Apparently there’s a “special place in hell” for Justin Trudeau.

There are plenty of Canadians who have similar feelings about our prime minister – and let’s face it, it doesn’t matter whether we’re talking about the current prime minister or his predecessor, or the one before that, or the one before that… “love” and “prime minister” are words that don’t often fit together well in a single sentence in this country.

But to hear an American Poohbah say it… now, them’s fightin’ words!

We Canadians tend to think of our politicians like younger siblings: they’re generally a barely tolerated nuisance that ought to just shut up and stay out of the way… but we’ll protect them to the death when threatened by strangers.

And there are none stranger than dubiously presidential Donald Trump and the odd assemblage of ne’er-do-wells with whom he has surrounded himself.

The last time anything resembling a war of words broke out between Canada and the Excited States of ‘Merka was when an underling of one of our other dearly beloved prime ministers, Jean Chretien, was overheard privately referring to President George W. Bush as a “moron.”

While the revelation that Bush’s cohorts had often referred to our guy as a “dinosaur” only raised the chuckle volume up here, indignant Americans defended their moron by flinging handfuls of brown stuff into the fan, splattering it along the entire length of our border.

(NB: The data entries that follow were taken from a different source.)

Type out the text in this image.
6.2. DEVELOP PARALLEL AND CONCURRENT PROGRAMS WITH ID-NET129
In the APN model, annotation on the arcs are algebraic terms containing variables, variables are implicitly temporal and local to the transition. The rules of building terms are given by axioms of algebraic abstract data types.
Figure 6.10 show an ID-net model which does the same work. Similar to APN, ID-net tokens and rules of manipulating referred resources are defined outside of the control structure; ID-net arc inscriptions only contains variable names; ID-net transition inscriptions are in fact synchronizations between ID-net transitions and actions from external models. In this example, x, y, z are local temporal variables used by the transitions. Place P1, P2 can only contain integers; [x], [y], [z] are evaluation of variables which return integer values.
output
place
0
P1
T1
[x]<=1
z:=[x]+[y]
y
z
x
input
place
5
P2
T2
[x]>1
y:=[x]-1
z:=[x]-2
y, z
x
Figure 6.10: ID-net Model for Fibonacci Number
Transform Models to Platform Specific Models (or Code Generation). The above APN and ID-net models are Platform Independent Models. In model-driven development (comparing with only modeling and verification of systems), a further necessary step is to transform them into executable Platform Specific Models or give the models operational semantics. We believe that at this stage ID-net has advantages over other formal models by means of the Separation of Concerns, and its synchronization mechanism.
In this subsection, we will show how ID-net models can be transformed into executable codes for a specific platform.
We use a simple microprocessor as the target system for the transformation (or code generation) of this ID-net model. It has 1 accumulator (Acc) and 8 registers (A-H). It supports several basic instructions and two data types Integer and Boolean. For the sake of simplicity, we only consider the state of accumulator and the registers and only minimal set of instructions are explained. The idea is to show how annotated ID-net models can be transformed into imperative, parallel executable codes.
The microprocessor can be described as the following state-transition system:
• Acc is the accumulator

It turns out now that their moron back then was something of a genius, compared to their current Commander of Cheese.

And that war of words a decade and a half ago, which started with an offhand comment in an unguarded moment – in the background – was little more than some afternoon pleasantries, compared to the barrage of public venom being spewed northwards today by No. 45 Orange and his top-tier Trumpster Toadies.

The Canadian flunky who had been overheard calling Dubyah a moron by a couple of reporters back in 2002 was fired by Chretien for his “gross indiscretion,” and then the prime minister got up on his hind legs and apologized for Canada and spoke out in defence of Bush’s intellect.

Not only his toadies, but Trump himself has uttered far greater indiscretions about several world leaders. Isn’t it time his boss – the American people – stand up on their hind legs and get rid of the bums?